I would suspect that most orthodox Lutherans would be appalled at such a conclusion -- even though I am sure that many on the liberal end of Lutheranism would agree and echo his sentiments. We should rightly complain about the nearsightedness of such a reading of how the fathers read God's Word and condemn his judgment as less than scholarly and more than plainly wrong in its choices of lens through which the Bible is to be read. Some of those who are reading this are probably asking me why I bother reading Raymond Brown. I should be reading Luther, right?
That is the problem. We Lutherans so often choose our own lens through which we look at things and although it is more modern than the early fathers, it is equally narrow. We run the danger of making Luther the central focus of everything. What Luther said about a passage or how he preached it often becomes the final word in our discussion. How are we really being different from the narrowness of Raymond Brown and his own choice of blinders? This may be what we do today but it is not the shape of historic Lutheranism. After all, Patrologia was coined by Johann Gerhard, who published a book by the same name in 1653.

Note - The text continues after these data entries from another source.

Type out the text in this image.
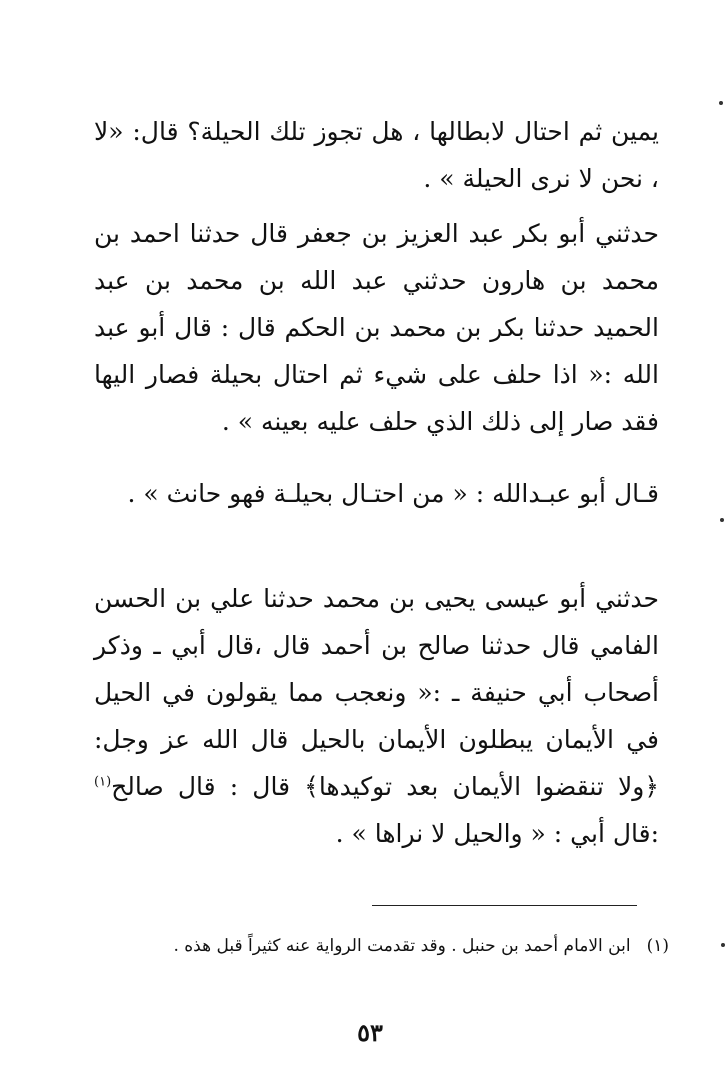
يمين ثم احتال لابطالها ، هل تجوز تلك الحيلة؟ قال: «لا ، نحن لا نرى الحيلة » .

حدثني أبو بكر عبد العزيز بن جعفر قال حدثنا احمد بن محمد بن هارون حدثني عبد الله بن محمد بن عبد الحميد حدثنا بكر بن محمد بن الحكم قال : قال أبو عبد الله :« اذا حلف على شيء ثم احتال بحيلة فصار اليها فقد صار إلى ذلك الذي حلف عليه بعينه » .

قـال أبو عبـدالله : « من احتـال بحيلـة فهو حانث » .

حدثني أبو عيسى يحيى بن محمد حدثنا علي بن الحسن الفامي قال حدثنا صالح بن أحمد قال ،قال أبي ـ وذكر أصحاب أبي حنيفة ـ :« ونعجب مما يقولون في الحيل في الأيمان يبطلون الأيمان بالحيل قال الله عز وجل:﴿ولا تنقضوا الأيمان بعد توكيدها﴾ قال : قال صالح$^{(١)}$ :قال أبي : « والحيل لا نراها » .

(١)ابن الامام أحمد بن حنبل . وقد تقدمت الرواية عنه كثيراً قبل هذه .

٥٣
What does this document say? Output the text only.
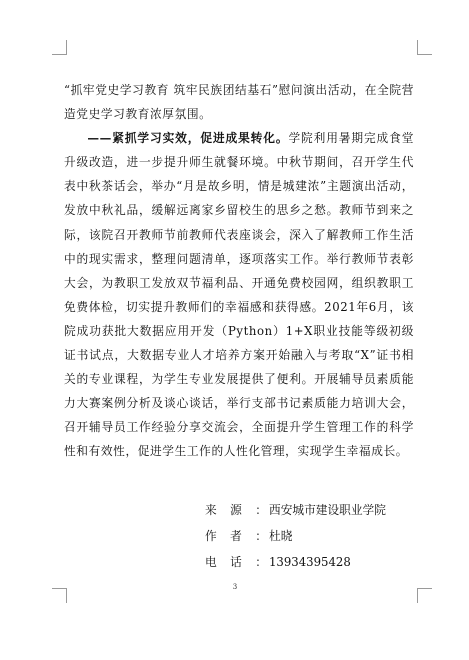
“抓牢党史学习教育 筑牢民族团结基石”慰问演出活动，在全院营造党史学习教育浓厚氛围。

——紧抓学习实效，促进成果转化。学院利用暑期完成食堂升级改造，进一步提升师生就餐环境。中秋节期间，召开学生代表中秋茶话会，举办“月是故乡明，情是城建浓”主题演出活动，发放中秋礼品，缓解远离家乡留校生的思乡之愁。教师节到来之际，该院召开教师节前教师代表座谈会，深入了解教师工作生活中的现实需求，整理问题清单，逐项落实工作。举行教师节表彰大会，为教职工发放双节福利品、开通免费校园网，组织教职工免费体检，切实提升教师们的幸福感和获得感。2021年6月，该院成功获批大数据应用开发（Python）1+X职业技能等级初级证书试点，大数据专业人才培养方案开始融入与考取“X”证书相关的专业课程，为学生专业发展提供了便利。开展辅导员素质能力大赛案例分析及谈心谈话，举行支部书记素质能力培训大会，召开辅导员工作经验分享交流会，全面提升学生管理工作的科学性和有效性，促进学生工作的人性化管理，实现学生幸福成长。

来 源 ： 西安城市建设职业学院
作 者 ： 杜晓
电 话 ： 13934395428
3
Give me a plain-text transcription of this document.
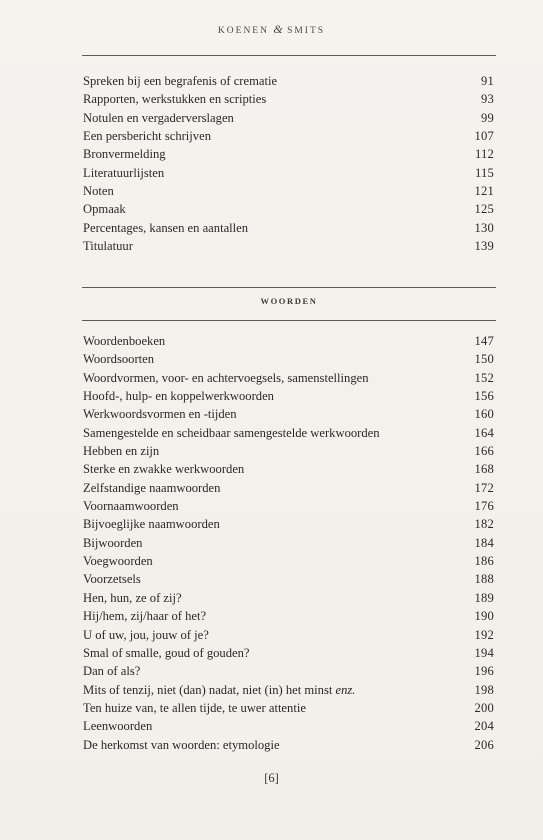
KOENEN & SMITS
Spreken bij een begrafenis of crematie	91
Rapporten, werkstukken en scripties	93
Notulen en vergaderverslagen	99
Een persbericht schrijven	107
Bronvermelding	112
Literatuurlijsten	115
Noten	121
Opmaak	125
Percentages, kansen en aantallen	130
Titulatuur	139
WOORDEN
Woordenboeken	147
Woordsoorten	150
Woordvormen, voor- en achtervoegsels, samenstellingen	152
Hoofd-, hulp- en koppelwerkwoorden	156
Werkwoordsvormen en -tijden	160
Samengestelde en scheidbaar samengestelde werkwoorden	164
Hebben en zijn	166
Sterke en zwakke werkwoorden	168
Zelfstandige naamwoorden	172
Voornaamwoorden	176
Bijvoeglijke naamwoorden	182
Bijwoorden	184
Voegwoorden	186
Voorzetsels	188
Hen, hun, ze of zij?	189
Hij/hem, zij/haar of het?	190
U of uw, jou, jouw of je?	192
Smal of smalle, goud of gouden?	194
Dan of als?	196
Mits of tenzij, niet (dan) nadat, niet (in) het minst enz.	198
Ten huize van, te allen tijde, te uwer attentie	200
Leenwoorden	204
De herkomst van woorden: etymologie	206
[6]
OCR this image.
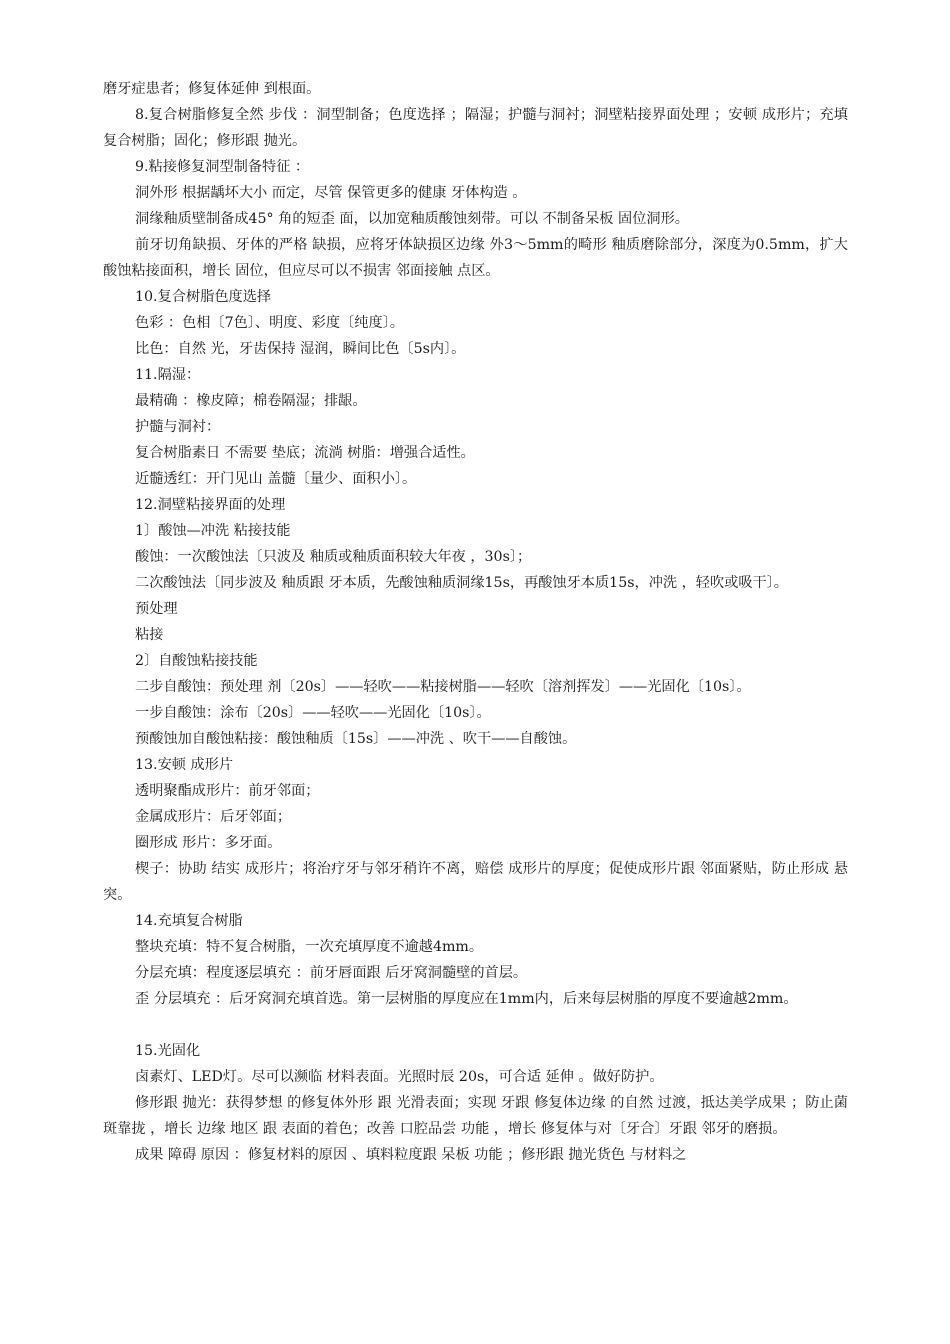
磨牙症患者；修复体延伸 到根面。

8.复合树脂修复全然 步伐 ：洞型制备；色度选择 ；隔湿；护髓与洞衬；洞壁粘接界面处理 ；安顿 成形片；充填复合树脂；固化；修形跟 抛光。

9.粘接修复洞型制备特征 ：

洞外形 根据龋坏大小 而定，尽管 保管更多的健康 牙体构造 。

洞缘釉质壁制备成45° 角的短歪 面，以加宽釉质酸蚀刻带。可以 不制备呆板 固位洞形。

前牙切角缺损、牙体的严格 缺损，应将牙体缺损区边缘 外3～5mm的畸形 釉质磨除部分，深度为0.5mm，扩大 酸蚀粘接面积，增长 固位，但应尽可以不损害 邻面接触 点区。

10.复合树脂色度选择

色彩 ：色相〔7色〕、明度、彩度〔纯度〕。

比色：自然 光，牙齿保持 湿润，瞬间比色〔5s内〕。

11.隔湿：

最精确 ：橡皮障；棉卷隔湿；排龈。

护髓与洞衬：

复合树脂素日 不需要 垫底；流淌 树脂：增强合适性。

近髓透红：开门见山 盖髓〔量少、面积小〕。

12.洞壁粘接界面的处理

1〕酸蚀—冲洗 粘接技能

酸蚀：一次酸蚀法〔只波及 釉质或釉质面积较大年夜 ，30s〕；

二次酸蚀法〔同步波及 釉质跟 牙本质，先酸蚀釉质洞缘15s，再酸蚀牙本质15s，冲洗 ，轻吹或吸干〕。

预处理

粘接

2〕自酸蚀粘接技能

二步自酸蚀：预处理 剂〔20s〕——轻吹——粘接树脂——轻吹〔溶剂挥发〕——光固化〔10s〕。

一步自酸蚀：涂布〔20s〕——轻吹——光固化〔10s〕。

预酸蚀加自酸蚀粘接：酸蚀釉质〔15s〕——冲洗 、吹干——自酸蚀。

13.安顿 成形片

透明聚酯成形片：前牙邻面；

金属成形片：后牙邻面；

圈形成 形片：多牙面。

楔子：协助 结实 成形片；将治疗牙与邻牙稍许不离，赔偿 成形片的厚度；促使成形片跟 邻面紧贴，防止形成 悬突。

14.充填复合树脂

整块充填：特不复合树脂，一次充填厚度不逾越4mm。

分层充填：程度逐层填充 ：前牙唇面跟 后牙窝洞髓壁的首层。

歪 分层填充 ：后牙窝洞充填首选。第一层树脂的厚度应在1mm内，后来每层树脂的厚度不要逾越2mm。

15.光固化

卤素灯、LED灯。尽可以濒临 材料表面。光照时辰 20s，可合适 延伸 。做好防护。

修形跟 抛光：获得梦想 的修复体外形 跟 光滑表面；实现 牙跟 修复体边缘 的自然 过渡，抵达美学成果 ；防止菌斑靠拢 ，增长 边缘 地区 跟 表面的着色；改善 口腔品尝 功能 ，增长 修复体与对〔牙合〕牙跟 邻牙的磨损。

成果 障碍 原因 ：修复材料的原因 、填料粒度跟 呆板 功能 ；修形跟 抛光货色 与材料之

The Reformers insisted that they were not disdaining or ignoring but rather returning to the pure doctrine that the Church had taught from the time of Christ all the way up to their time. They began by returning to the Scriptures, drawing their teaching from Jesus Christ and His apostles and the written record of Gospel. In addition, the Lutherans rediscovered the true and saving doctrine in the writings of the Early Church fathers and delighted to find in them their knowledge of Scripture, their devotion to God's Word, and how this translated into the classic formulations of Christian theology. Yet today we seem rather myopic in our vision of the fathers, choosing instead to go first to Luther and seldom moving past him into the earlier days of our Christian life.
I do not know when it happened but it has and this is a betrayal to the rich and profound legacy our Lutheran fathers had on the witness and vision of those who went before. Read through the Lutheran Confessions and, outside of the Small Catechism, you find an appeal to the fathers written into every page. Even the phrases and vocabulary of the fathers made their way into Lutheranism. We do not afford veto power to any age or generation of men but prefer to build upon the work of the faithful who went before us giving Scripture alone the norming power over it all. With the claim of catholicity written into our confessional documents, we cannot afford to being and end all things at Luther alone. This does not in any way diminish the value or importance of Luther but, just the opposite, follows his own example and the pattern of those who followed him. So let us more generally affirm that we are students of the fathers as they were students of Scripture and that we learn from them in how they handled God's Word even as we admit that they are not infallible.